Konsolenstreit auf der E3 fortgesetzt
Der Konsolenkrieg ist zu Ende - es lebe der Konsolenkrieg! So lassen sich die divergierenden Aussagen von Vertretern der drei großen Konsolenanbieter während der E3 zusammenfassen. Sony und Microsoft kündigten weitere Investitionen in ihre Konsolen an.
Ginge es nach Sony Computer Entertainment (SCE), stünde der Sieger der Videogamesindustrie bereits fest: SCE. Laut einem Bericht der Nachrichtenagentur Reuters sagte Kazuo Hirai, Präsident SCE America, während der E3: "Der Konsolenkrieg ist offiziell beendet." Nachdem der Preis für die PS2 in den USA auf 199 Dollar gesenkt worden sei, sei der Verkauf der Konsole um 800 Prozent gestiegen.
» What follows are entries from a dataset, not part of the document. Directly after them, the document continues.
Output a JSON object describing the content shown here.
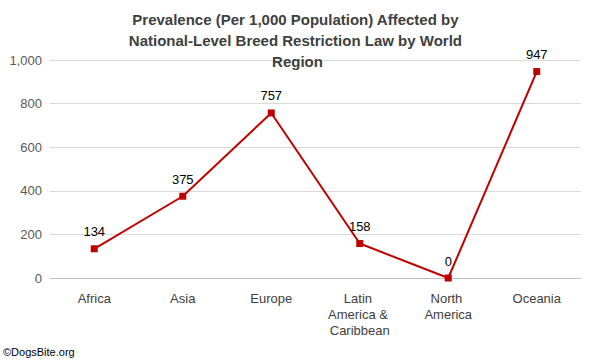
{
  "chart_data": {
    "type": "line",
    "title": "Prevalence (Per 1,000 Population) Affected by National-Level Breed Restriction Law by World Region",
    "categories": [
      "Africa",
      "Asia",
      "Europe",
      "Latin America & Caribbean",
      "North America",
      "Oceania"
    ],
    "values": [
      134,
      375,
      757,
      158,
      0,
      947
    ],
    "color": "#c00000",
    "marker": "square",
    "data_labels": true,
    "ylim": [
      0,
      1000
    ],
    "yticks": [
      0,
      200,
      400,
      600,
      800,
      {
        "value": 1000,
        "label": "1,000"
      }
    ],
    "grid": true,
    "annotations": [
      "©DogsBite.org"
    ]
  }
}
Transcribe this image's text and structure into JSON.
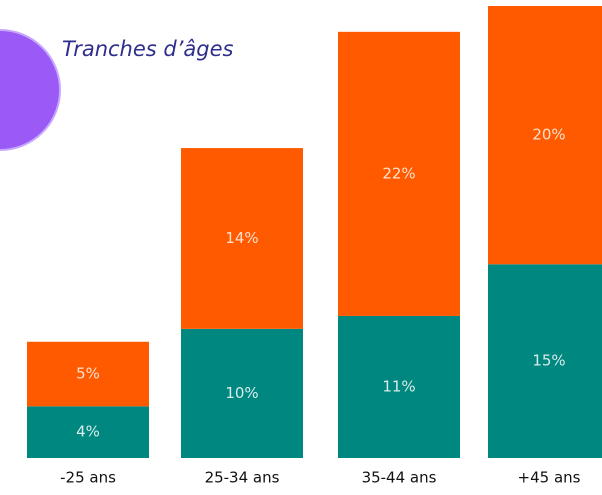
{
  "chart_data": {
    "type": "stacked_bar",
    "title": "Tranches d’âges",
    "categories": [
      "-25 ans",
      "25-34 ans",
      "35-44 ans",
      "+45 ans"
    ],
    "series": [
      {
        "color": "#00877f",
        "values": [
          4,
          10,
          11,
          15
        ]
      },
      {
        "color": "#ff5a00",
        "values": [
          5,
          14,
          22,
          20
        ]
      }
    ],
    "value_labels": [
      [
        "4%",
        "10%",
        "11%",
        "15%"
      ],
      [
        "5%",
        "14%",
        "22%",
        "20%"
      ]
    ]
  }
}
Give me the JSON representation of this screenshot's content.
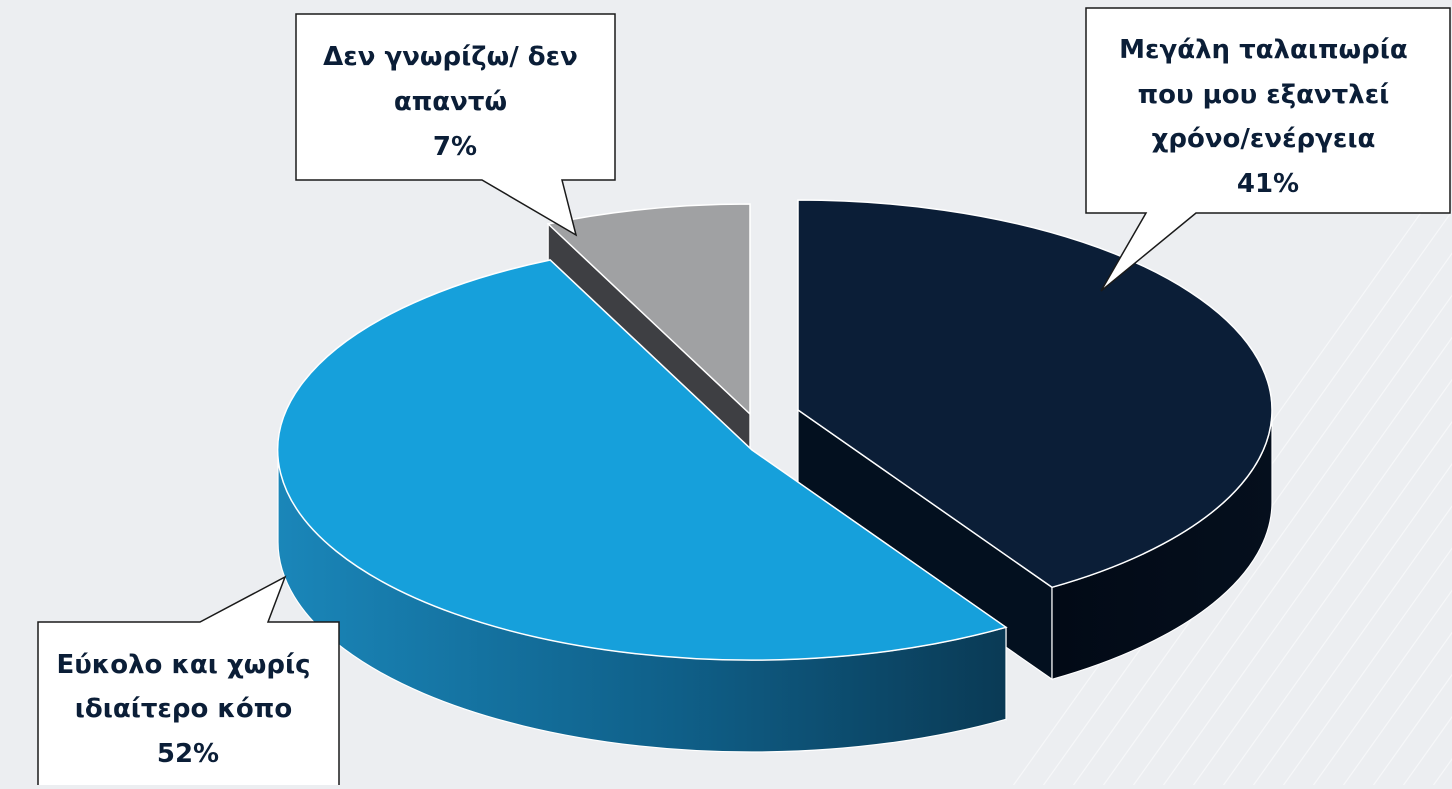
{
  "chart_data": {
    "type": "pie",
    "style": "3d-exploded",
    "slices": [
      {
        "label_lines": [
          "Μεγάλη ταλαιπωρία",
          "που μου εξαντλεί",
          "χρόνο/ενέργεια"
        ],
        "value_label": "41%",
        "value": 41,
        "color": "#0b1e37"
      },
      {
        "label_lines": [
          "Εύκολο και χωρίς",
          "ιδιαίτερο κόπο"
        ],
        "value_label": "52%",
        "value": 52,
        "color": "#16a0db"
      },
      {
        "label_lines": [
          "Δεν γνωρίζω/ δεν",
          "απαντώ"
        ],
        "value_label": "7%",
        "value": 7,
        "color": "#a0a1a3"
      }
    ],
    "legend": "callouts",
    "grid": false
  }
}
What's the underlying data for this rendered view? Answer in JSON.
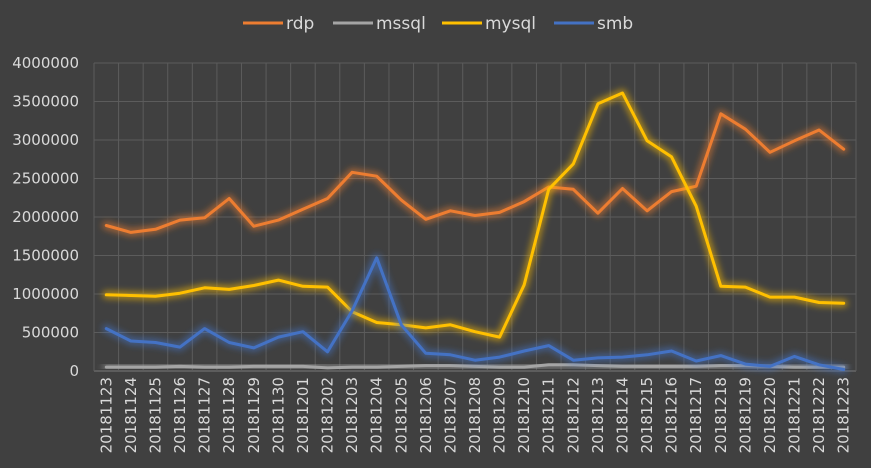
{
  "chart_data": {
    "type": "line",
    "title": "",
    "xlabel": "",
    "ylabel": "",
    "ylim": [
      0,
      4000000
    ],
    "yticks": [
      0,
      500000,
      1000000,
      1500000,
      2000000,
      2500000,
      3000000,
      3500000,
      4000000
    ],
    "grid": true,
    "legend": "top-center",
    "categories": [
      "20181123",
      "20181124",
      "20181125",
      "20181126",
      "20181127",
      "20181128",
      "20181129",
      "20181130",
      "20181201",
      "20181202",
      "20181203",
      "20181204",
      "20181205",
      "20181206",
      "20181207",
      "20181208",
      "20181209",
      "20181210",
      "20181211",
      "20181212",
      "20181213",
      "20181214",
      "20181215",
      "20181216",
      "20181217",
      "20181218",
      "20181219",
      "20181220",
      "20181221",
      "20181222",
      "20181223"
    ],
    "series": [
      {
        "name": "rdp",
        "color": "#ED7D31",
        "values": [
          1890000,
          1800000,
          1840000,
          1960000,
          1990000,
          2240000,
          1880000,
          1960000,
          2100000,
          2240000,
          2580000,
          2530000,
          2220000,
          1970000,
          2080000,
          2020000,
          2060000,
          2200000,
          2390000,
          2360000,
          2050000,
          2370000,
          2080000,
          2330000,
          2400000,
          3340000,
          3140000,
          2840000,
          2990000,
          3130000,
          2880000
        ]
      },
      {
        "name": "mssql",
        "color": "#A5A5A5",
        "values": [
          50000,
          50000,
          50000,
          60000,
          50000,
          50000,
          60000,
          60000,
          60000,
          40000,
          50000,
          50000,
          60000,
          70000,
          70000,
          60000,
          50000,
          50000,
          80000,
          80000,
          70000,
          60000,
          60000,
          60000,
          60000,
          70000,
          70000,
          60000,
          50000,
          50000,
          50000
        ]
      },
      {
        "name": "mysql",
        "color": "#FFC000",
        "values": [
          990000,
          980000,
          970000,
          1010000,
          1080000,
          1060000,
          1110000,
          1180000,
          1100000,
          1090000,
          770000,
          630000,
          600000,
          560000,
          600000,
          510000,
          440000,
          1120000,
          2360000,
          2690000,
          3470000,
          3610000,
          2990000,
          2780000,
          2140000,
          1100000,
          1090000,
          960000,
          960000,
          890000,
          880000
        ]
      },
      {
        "name": "smb",
        "color": "#4472C4",
        "values": [
          550000,
          390000,
          370000,
          310000,
          550000,
          370000,
          300000,
          440000,
          510000,
          250000,
          780000,
          1470000,
          600000,
          230000,
          210000,
          140000,
          180000,
          260000,
          330000,
          140000,
          170000,
          180000,
          210000,
          260000,
          130000,
          200000,
          90000,
          60000,
          190000,
          80000,
          20000
        ]
      }
    ]
  }
}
In diesem Jahr wolle man für das PS2-Marketing 250 Mio. Dollar ausgeben. Nintendo sieht den naturgemäß ganz anders. Peter McDougall, Geschäftsführender Vizepräsident Verkauf und Marketing Nintendo of America, sagte an die Adresse Sonys gerichtet: "Ich denke, sie wissen jetzt, dass der Krieg begonnen hat." Was den Verkauf des GameCube nach der Preissenkung auf 149 Dollar betreffe, so gebe es von den Retailern ein positives Feedback. Auch Microsoft will im Zuge der aktuellen Preisschlacht Stehvermögen beweisen und hat angekündigt, in den nächsten fünf Jahren zwei Mrd. Dollar in die Xbox und mögliche Folgemodelle zu investieren.